Daya's sudden appearance interrupted Abigail's fantasies twice, once when the music came to an abrupt end to wake Abigail from her love affair, and once at the end of the credits, Abigail held Tully in her arms. , Memories of the skin-to-skin relatives buried in the diary, but the picture ends, and everything returns to reality.

At the end of the day, diaries are fantasy, and atlases are an extension of fantasy.

The text spy on his own heart, but also spy on the distant lover. Cowardice hides in Abigail's emotionally charged prose, her bravery resting in the enjoyment of pleasure, but incapable of saving. Just as she had sneaked up to Tully's house and magnified Tully's figure with a telescope in the corner.

Abigail is a bird that sings in a cage and a bird that survives the cage. But that's about it.

What can the words in the diary bring? In fact, in a closed environment, the only variable is imagination. Imagination can be used for suicide, but it can also be a form of therapy. It is a methodology for understanding the proposition of "being".

The only thing one can escape from is imagination, like Finney.

But all one can use to save oneself is imagination, like Abigail.

In the film, the dead daughter and the dead Tully uncover the bloody truth that "old fears always replace new ones."

The pain of life is constantly renewing, and new soil is waiting to dry up, and it urges the persistence and tenacity in the emotions to be more compact. In general, "Open Heart World" is a film that does not disappoint, and it has great advantages in terms of atmosphere, audio-visual language, and emotional tension. When you watch it, it will be like experiencing a phantom downpour.
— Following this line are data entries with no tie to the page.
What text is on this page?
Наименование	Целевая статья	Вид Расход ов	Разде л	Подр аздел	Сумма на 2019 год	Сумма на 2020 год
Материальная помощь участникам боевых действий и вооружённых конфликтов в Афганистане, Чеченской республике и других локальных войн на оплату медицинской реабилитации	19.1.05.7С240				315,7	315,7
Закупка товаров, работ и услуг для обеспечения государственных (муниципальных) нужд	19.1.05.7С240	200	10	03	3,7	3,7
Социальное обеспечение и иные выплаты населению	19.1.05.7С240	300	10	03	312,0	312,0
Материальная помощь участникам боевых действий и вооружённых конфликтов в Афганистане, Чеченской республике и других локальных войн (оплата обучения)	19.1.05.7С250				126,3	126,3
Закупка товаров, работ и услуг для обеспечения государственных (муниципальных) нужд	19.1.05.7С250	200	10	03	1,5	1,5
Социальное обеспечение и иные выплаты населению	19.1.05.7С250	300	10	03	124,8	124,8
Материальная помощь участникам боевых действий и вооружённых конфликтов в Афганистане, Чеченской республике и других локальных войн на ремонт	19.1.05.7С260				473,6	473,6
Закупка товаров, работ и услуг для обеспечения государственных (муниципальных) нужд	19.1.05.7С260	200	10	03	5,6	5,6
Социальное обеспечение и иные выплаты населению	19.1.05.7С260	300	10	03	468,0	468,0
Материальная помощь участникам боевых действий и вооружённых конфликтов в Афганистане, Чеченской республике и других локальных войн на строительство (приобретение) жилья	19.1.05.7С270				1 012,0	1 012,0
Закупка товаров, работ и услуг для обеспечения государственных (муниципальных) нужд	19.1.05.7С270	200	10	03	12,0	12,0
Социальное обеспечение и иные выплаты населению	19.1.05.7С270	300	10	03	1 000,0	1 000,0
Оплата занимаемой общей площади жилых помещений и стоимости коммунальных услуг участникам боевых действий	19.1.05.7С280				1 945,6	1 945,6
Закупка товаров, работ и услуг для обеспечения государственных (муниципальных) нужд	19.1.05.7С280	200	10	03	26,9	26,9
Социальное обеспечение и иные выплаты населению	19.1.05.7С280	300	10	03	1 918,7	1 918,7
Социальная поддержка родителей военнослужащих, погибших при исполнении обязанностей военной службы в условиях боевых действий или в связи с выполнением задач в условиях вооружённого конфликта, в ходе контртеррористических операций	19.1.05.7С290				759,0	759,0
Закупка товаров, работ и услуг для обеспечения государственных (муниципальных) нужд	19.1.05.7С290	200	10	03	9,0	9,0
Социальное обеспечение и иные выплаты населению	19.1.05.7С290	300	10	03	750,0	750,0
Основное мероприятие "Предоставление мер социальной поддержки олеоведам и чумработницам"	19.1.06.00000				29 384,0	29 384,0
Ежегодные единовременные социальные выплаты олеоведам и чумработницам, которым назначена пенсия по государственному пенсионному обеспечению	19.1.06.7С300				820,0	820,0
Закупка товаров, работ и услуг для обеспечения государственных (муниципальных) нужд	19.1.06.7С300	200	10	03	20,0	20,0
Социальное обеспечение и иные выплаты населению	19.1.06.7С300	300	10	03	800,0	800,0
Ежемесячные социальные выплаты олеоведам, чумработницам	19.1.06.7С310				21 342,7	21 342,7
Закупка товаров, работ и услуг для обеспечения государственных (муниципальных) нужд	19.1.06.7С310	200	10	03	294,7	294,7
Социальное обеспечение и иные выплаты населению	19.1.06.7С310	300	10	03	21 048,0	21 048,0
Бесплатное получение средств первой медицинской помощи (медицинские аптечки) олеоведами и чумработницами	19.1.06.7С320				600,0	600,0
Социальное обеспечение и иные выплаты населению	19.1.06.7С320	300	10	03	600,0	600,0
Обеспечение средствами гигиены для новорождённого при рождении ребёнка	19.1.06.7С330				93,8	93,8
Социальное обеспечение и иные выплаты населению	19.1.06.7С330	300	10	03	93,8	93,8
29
View more about The World to Come reviews

Extended Reading
  • Bert 2022-03-20 09:03:05

    I don't know if it started with "The Burning Girl", the female love-themed movies are keen on this kind of literary text, and create a closed, isolated and cold environment. "Ammonite" and "The Burning Girl" are the same, and this film is also the same. Compared with the former, it seems that the latter did not deliberately hide the existence of men, but independently constructed a cage that belonged only to women, which men could not understand and never set foot in. The nuanced diary narration makes up for the lack of dramatic conflict and Abigail's emotional motivation. In fact, I prefer to understand that Tully is Abigail's imaginary character, filling the fire of her love that will be extinguished in the cold night. In the end, the snow and the cold night passed, and she also fell into the distance.

  • Vito 2022-03-15 09:01:11

    - I'm worried you'll catch a cold. -You smell like little cookies.

The World to Come quotes

  • Abigail: Meeting you has made my day

    Tallie: Oh, how pleasant and uncommon it is to make someone's day

  • Abigail: Tuesday, January 1st, 1856. With little pride and less hope, we begin the new year.